Gerald J. and Dorothy R. Friedman School of Nutrition Science and Policy, Tufts University, Boston, MA, United States; Think Healthy Group, LLC, Washington, DC, United States; School of Medicine and Health Sciences, George Washington University, Washington, DC, United States.
J Nutr. 2025 Jul;155(7):2322-2332. doi: 10.1016/j.tjnut.2025.05.015. Epub 2025 May 28.
Dietary choline intake has been associated with a lower risk of cognitive dysfunction, lessened brain white-matter hyperintensity volume, and a reduced risk of incident dementia.
This study aims to evaluate the relationship between dietary choline intake and risk of clinical diagnosis of Alzheimer's dementia (AD) in participants enrolled in the Rush Memory and Aging Project prospective cohort.
Participants who were free of AD at baseline and had completed ≥1 food frequency questionnaire were included in the present analyses. Clinical AD was assessed among participants annually using a 3-stage process of neurological examinations and standardized diagnostic criteria. Dietary choline intake was quantified using the United States Department of Agriculture Database for the Choline Content of Common Foods. Multivariable Cox proportional hazard models were used to assess risk of incident of AD by quantiles of dietary choline intake. Mixed-effect Poisson regression models were used to investigate potential nonlinear relationships.
Mean baseline age of the study participants (N = 991) was 81.4 (±7.2) y. During a mean follow-up of 7.67 y, 266 participants (27%) were clinically diagnosed with AD (incident rate = 38/1000 person-year).

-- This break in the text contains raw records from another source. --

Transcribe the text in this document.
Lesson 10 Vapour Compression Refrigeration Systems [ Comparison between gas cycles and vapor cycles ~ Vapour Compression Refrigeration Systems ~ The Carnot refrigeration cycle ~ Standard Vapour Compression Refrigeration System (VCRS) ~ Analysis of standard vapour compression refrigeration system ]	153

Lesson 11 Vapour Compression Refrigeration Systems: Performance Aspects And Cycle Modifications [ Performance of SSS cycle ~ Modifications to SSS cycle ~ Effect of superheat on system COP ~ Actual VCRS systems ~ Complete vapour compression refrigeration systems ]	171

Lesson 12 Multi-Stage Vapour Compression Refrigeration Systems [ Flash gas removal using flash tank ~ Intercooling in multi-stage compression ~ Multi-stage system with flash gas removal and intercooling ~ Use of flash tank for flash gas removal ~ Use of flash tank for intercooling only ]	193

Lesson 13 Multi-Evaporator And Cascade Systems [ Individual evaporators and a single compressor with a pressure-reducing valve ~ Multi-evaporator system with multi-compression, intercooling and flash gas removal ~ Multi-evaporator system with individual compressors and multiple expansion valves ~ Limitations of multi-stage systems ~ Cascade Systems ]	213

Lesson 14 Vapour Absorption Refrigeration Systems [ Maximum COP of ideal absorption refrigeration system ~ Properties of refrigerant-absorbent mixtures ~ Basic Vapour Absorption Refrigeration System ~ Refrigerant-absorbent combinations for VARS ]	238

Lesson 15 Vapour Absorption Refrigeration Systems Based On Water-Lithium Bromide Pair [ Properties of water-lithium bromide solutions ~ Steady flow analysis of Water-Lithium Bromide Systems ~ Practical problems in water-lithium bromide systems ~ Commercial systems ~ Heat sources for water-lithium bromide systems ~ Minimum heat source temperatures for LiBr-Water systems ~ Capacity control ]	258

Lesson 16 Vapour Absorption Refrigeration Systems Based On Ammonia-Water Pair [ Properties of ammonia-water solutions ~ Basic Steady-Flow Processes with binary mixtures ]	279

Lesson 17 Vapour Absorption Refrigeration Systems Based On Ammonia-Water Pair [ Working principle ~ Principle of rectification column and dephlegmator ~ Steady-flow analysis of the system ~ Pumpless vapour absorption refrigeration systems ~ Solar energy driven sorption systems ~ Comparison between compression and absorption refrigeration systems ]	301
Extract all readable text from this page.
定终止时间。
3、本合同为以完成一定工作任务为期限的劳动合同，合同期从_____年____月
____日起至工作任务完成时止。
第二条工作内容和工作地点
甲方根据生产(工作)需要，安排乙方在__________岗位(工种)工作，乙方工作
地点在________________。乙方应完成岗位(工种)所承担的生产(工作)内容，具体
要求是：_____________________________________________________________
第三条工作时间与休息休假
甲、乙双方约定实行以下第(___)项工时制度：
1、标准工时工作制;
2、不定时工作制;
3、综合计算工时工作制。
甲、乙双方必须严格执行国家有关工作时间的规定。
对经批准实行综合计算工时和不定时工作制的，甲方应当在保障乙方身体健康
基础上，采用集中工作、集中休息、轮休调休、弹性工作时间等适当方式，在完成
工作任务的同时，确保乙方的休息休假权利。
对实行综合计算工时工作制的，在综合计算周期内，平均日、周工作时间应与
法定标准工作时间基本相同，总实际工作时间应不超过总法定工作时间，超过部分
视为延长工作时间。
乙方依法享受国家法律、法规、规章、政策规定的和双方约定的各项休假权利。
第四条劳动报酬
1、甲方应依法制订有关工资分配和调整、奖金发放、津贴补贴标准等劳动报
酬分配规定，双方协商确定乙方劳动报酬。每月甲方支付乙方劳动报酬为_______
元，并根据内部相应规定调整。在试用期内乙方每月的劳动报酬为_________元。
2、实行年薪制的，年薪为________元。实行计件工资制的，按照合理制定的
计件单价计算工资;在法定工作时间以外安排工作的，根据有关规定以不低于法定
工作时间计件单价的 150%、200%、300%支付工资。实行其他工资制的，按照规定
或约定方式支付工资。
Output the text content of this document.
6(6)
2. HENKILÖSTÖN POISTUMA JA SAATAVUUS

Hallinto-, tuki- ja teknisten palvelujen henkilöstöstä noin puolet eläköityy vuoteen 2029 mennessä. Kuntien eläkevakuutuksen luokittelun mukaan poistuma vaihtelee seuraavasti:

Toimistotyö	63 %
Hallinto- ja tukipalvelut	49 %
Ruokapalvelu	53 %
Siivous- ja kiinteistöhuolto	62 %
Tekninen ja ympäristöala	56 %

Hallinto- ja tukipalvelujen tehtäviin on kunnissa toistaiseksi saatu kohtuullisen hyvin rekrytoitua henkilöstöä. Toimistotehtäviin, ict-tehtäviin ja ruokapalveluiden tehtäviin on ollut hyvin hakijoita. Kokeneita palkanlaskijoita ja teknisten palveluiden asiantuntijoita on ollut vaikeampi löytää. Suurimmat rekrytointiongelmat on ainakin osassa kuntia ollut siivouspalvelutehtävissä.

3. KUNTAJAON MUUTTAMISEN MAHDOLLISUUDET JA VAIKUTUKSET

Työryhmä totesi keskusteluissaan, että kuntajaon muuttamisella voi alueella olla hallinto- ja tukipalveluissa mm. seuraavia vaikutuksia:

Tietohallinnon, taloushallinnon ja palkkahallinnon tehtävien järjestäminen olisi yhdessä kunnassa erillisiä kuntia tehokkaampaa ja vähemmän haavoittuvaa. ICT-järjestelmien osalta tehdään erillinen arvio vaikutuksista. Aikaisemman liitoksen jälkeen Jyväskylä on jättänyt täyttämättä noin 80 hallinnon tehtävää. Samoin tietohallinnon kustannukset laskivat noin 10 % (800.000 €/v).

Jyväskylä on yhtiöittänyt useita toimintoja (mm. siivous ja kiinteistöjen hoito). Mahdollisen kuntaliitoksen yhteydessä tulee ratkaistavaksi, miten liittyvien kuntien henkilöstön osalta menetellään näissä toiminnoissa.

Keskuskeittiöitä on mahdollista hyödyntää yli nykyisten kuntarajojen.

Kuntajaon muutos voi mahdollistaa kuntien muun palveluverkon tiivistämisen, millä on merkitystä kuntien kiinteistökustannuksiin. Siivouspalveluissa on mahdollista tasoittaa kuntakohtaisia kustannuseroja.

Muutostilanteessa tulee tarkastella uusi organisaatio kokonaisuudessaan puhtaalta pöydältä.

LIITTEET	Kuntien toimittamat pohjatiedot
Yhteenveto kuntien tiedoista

In the fully adjusted model, compared with the lowest quantile of dietary choline intake, consumption of 200-250, 251-300, 301-350, and >350 mg/d were associated with a 23% [hazard ratio (HR): 0.73; 95% confidence interval (CI): 0.45, 1.17; P = 0.10], 40% (HR = 0.60; 95% CI: 0.60, 0.98; P = 0.04), 38% (HR = 0.62; 95% CI: 0.36, 1.07; P = 0.09), and 51% (HR: 0.49; 95% CI: 0.25, 0.95; P = 0.04) reduced rate of AD, respectively. Results of the curve linear Poisson regression model showed the point of lowest risk for AD to be ∼350 mg/d with effects being similar based on apolipoprotein E gene genotype.
Dietary choline intake ∼ 350 mg/d was associated with the lowest risk of clinical diagnosis of AD in older adults.
膳食胆碱摄入量与认知功能障碍风险降低、脑白质高信号体积减小以及新发痴呆风险降低有关。
本研究旨在评估参加拉什记忆与衰老项目前瞻性队列研究的参与者膳食胆碱摄入量与阿尔茨海默病(AD)临床诊断风险之间的关系。
本分析纳入了基线时无AD且完成了≥1份食物频率问卷的参与者。每年通过3阶段神经学检查和标准化诊断标准对参与者进行临床AD评估。使用美国农业部常见食物胆碱含量数据库对膳食胆碱摄入量进行量化。多变量Cox比例风险模型用于按膳食胆碱摄入量分位数评估AD发病风险。混合效应泊松回归模型用于研究潜在的非线性关系。
研究参与者(N = 991)的平均基线年龄为81.4(±7.2)岁。在平均7.67年的随访期间,266名参与者(27%)被临床诊断为AD(发病率 = 38/1000人年)。在完全调整模型中,与膳食胆碱摄入量最低分位数相比,摄入200 - 250、251 - 300、301 - 350和>350 mg/d分别与AD发病率降低23%[风险比(HR):0.73;95%置信区间(CI):0.45,1.17;P = 0.10]、40%(HR = 0.60;95% CI:0.60,0.98;P = 0.04)、38%(HR = 0.62;95% CI:0.36,1.07;P = 0.09)和51%(HR:0.49;95% CI:0.25,0.95;P = 0.04)相关。曲线线性泊松回归模型结果显示,AD风险最低的点约为350 mg/d,基于载脂蛋白E基因基因型的效应相似。
老年人膳食胆碱摄入量约350 mg/d与AD临床诊断风险最低相关。